Hebrews 11:1 defines faith as 1) assured expectation of what is hoped for and 2) living convinced by evidence of realities we cannot see with our physical eyes.

For it to be "faith" it cannot be based on a false hope and still fit this definition, so it has to be based on some kernel of accurate knowledge to be legit.

Hebrews 11:4-40 relates specific examples of men and women of faith, and how their "having faith" gave them strength and courage even when they knew their hope would not be fully realized before they would die. These ones are still waiting for the resurrection that has not happened yet. When they do wake up they will be able to look back and around to see that all they were promised has been realized.

"In faith all of these died, although they did not receive the fulfillment of the promises; but they saw them from a distance and welcomed them and publicly declared that they were strangers and temporary residents in the land. For those who speak in such a way make it evident that they are earnestly seeking a place of their own. And yet, if they had kept remembering the place from which they had departed, they would have had opportunity to return. But now they are reaching out for a better place, that is, one belonging to heaven.

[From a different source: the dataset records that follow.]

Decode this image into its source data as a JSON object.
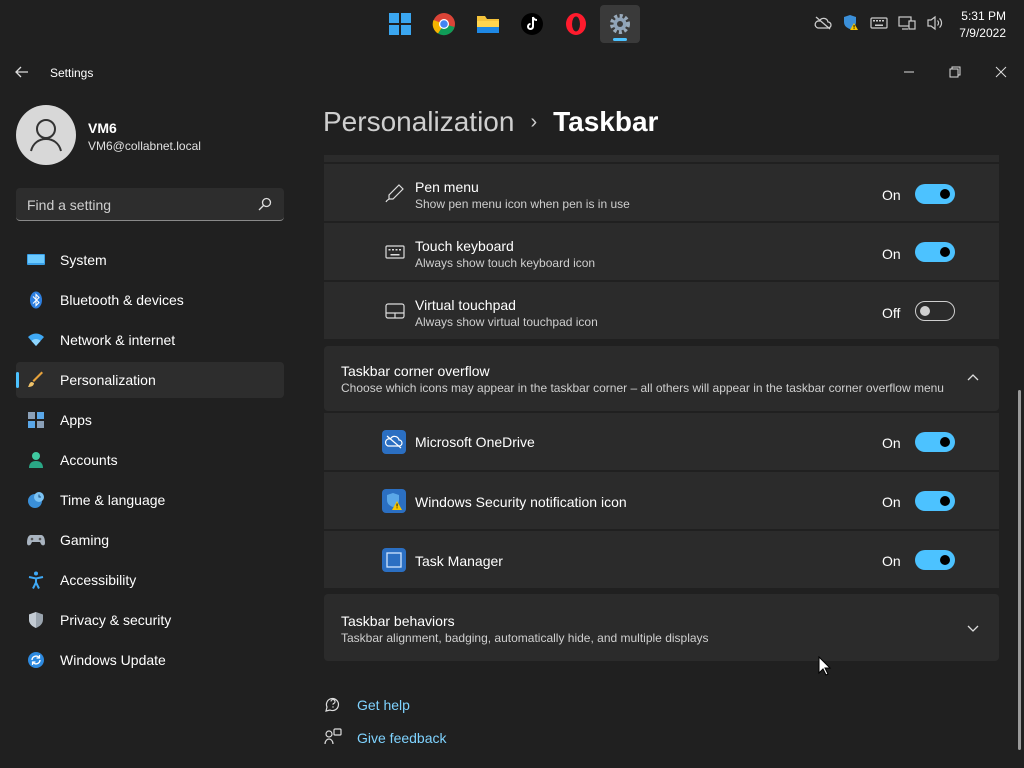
{
  "taskbar": {
    "apps": [
      {
        "name": "windows-start-icon"
      },
      {
        "name": "chrome-icon"
      },
      {
        "name": "file-explorer-icon"
      },
      {
        "name": "tiktok-icon"
      },
      {
        "name": "opera-icon"
      },
      {
        "name": "settings-gear-icon",
        "active": true
      }
    ],
    "tray_icons": [
      "onedrive-offline-icon",
      "windows-security-icon",
      "touch-keyboard-icon",
      "network-icon",
      "volume-icon"
    ],
    "time": "5:31 PM",
    "date": "7/9/2022"
  },
  "window": {
    "title": "Settings"
  },
  "user": {
    "name": "VM6",
    "email": "VM6@collabnet.local"
  },
  "search": {
    "placeholder": "Find a setting"
  },
  "nav": {
    "items": [
      {
        "label": "System",
        "icon": "system-icon"
      },
      {
        "label": "Bluetooth & devices",
        "icon": "bluetooth-icon"
      },
      {
        "label": "Network & internet",
        "icon": "wifi-icon"
      },
      {
        "label": "Personalization",
        "icon": "brush-icon",
        "selected": true
      },
      {
        "label": "Apps",
        "icon": "apps-icon"
      },
      {
        "label": "Accounts",
        "icon": "accounts-icon"
      },
      {
        "label": "Time & language",
        "icon": "time-language-icon"
      },
      {
        "label": "Gaming",
        "icon": "gaming-icon"
      },
      {
        "label": "Accessibility",
        "icon": "accessibility-icon"
      },
      {
        "label": "Privacy & security",
        "icon": "shield-icon"
      },
      {
        "label": "Windows Update",
        "icon": "windows-update-icon"
      }
    ]
  },
  "breadcrumb": {
    "parent": "Personalization",
    "separator": "›",
    "current": "Taskbar"
  },
  "pen_rows": [
    {
      "title": "Pen menu",
      "desc": "Show pen menu icon when pen is in use",
      "state": "On"
    },
    {
      "title": "Touch keyboard",
      "desc": "Always show touch keyboard icon",
      "state": "On"
    },
    {
      "title": "Virtual touchpad",
      "desc": "Always show virtual touchpad icon",
      "state": "Off"
    }
  ],
  "overflow_section": {
    "title": "Taskbar corner overflow",
    "desc": "Choose which icons may appear in the taskbar corner – all others will appear in the taskbar corner overflow menu",
    "rows": [
      {
        "title": "Microsoft OneDrive",
        "state": "On"
      },
      {
        "title": "Windows Security notification icon",
        "state": "On"
      },
      {
        "title": "Task Manager",
        "state": "On"
      }
    ]
  },
  "behaviors_section": {
    "title": "Taskbar behaviors",
    "desc": "Taskbar alignment, badging, automatically hide, and multiple displays"
  },
  "links": {
    "help": "Get help",
    "feedback": "Give feedback"
  },
  "colors": {
    "accent": "#4cc2ff",
    "background": "#202020",
    "card": "#2b2b2b"
  }
}
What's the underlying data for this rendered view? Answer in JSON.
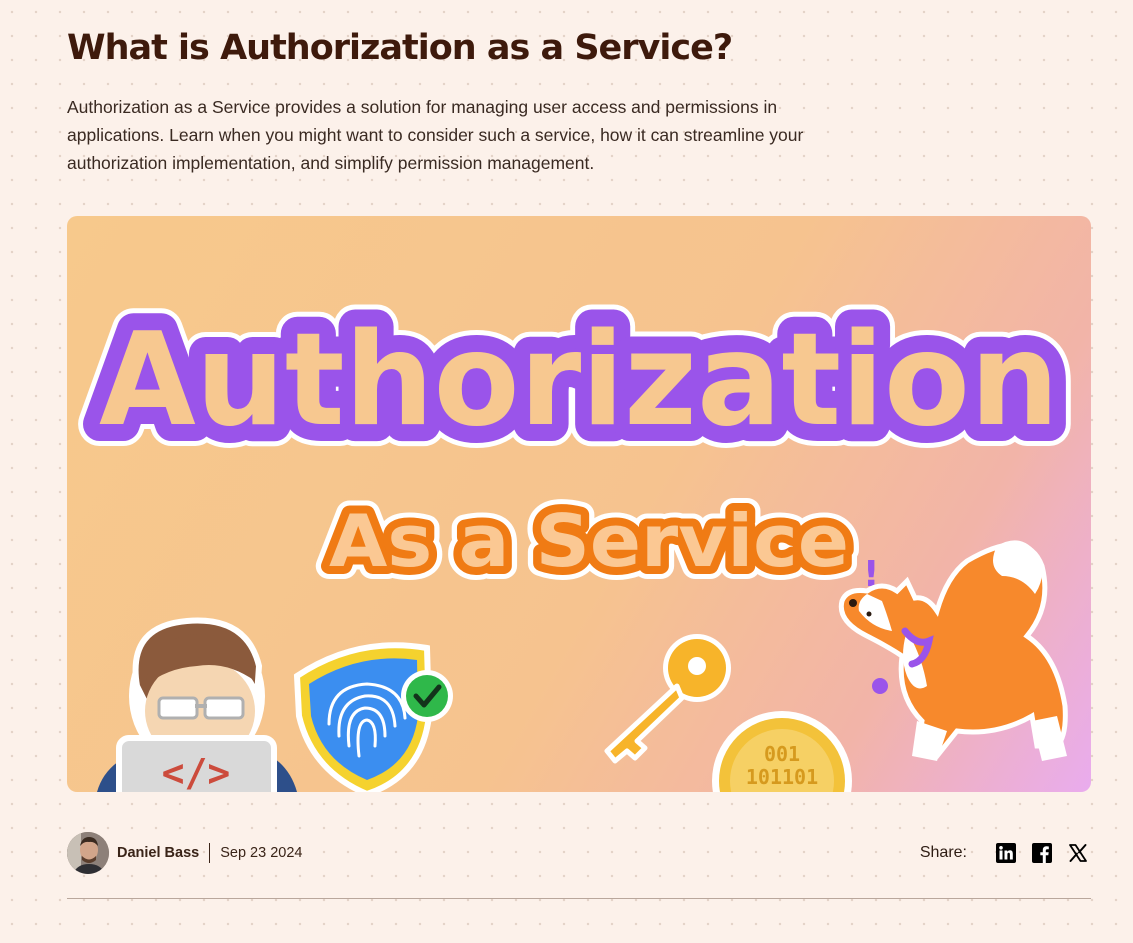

Therefore, God is not ashamed of them, to be called on as their God, for he has prepared a place for them." - Hebrews 11:13-16
 

URAVIP2ME

Veteran Member
What does it mean for a Christian to "have faith"?

The type of ' faith ' Jesus had was Not credulity ( blind faith ) but logical reasoning on the Holy Scriptures.
Jesus based his faith by referring to Scripture as being religious truth.- John 17:17

When a child has faith in a trusted loving parent, he has the confidence to trust that parent.
Jesus trusted (had faith ) that his confidence was Not misplaced for his Heavenly Father.
That is why Jesus could endure all the adverse conditions he experienced knowing that his faith and belief would Not be in vain.
We too can endure and ' have the faith ' that what the Bible really teaches will come to pass.
Jesus, as King of God's governmental Kingdom, will fulfill God's promise to father Abraham that ALL nations of earth will be blessed with the healing of earth's nations. - Genesis 12:3; Genesis 22:18; Revelation 22:2
We have the faith (confidence ) that humble meek people will be the ones who will inherit the earth - Psalms 37:11; Psalms 37:29; Matthew 5:5
Whereas the wicked ones will be destroyed forever - Psalms 92:7
 

URAVIP2ME

Veteran Member
By Paul's definition, it is 'to believe that Christ died, and was raised from the dead for you'; which he calls 'the faith'. ;)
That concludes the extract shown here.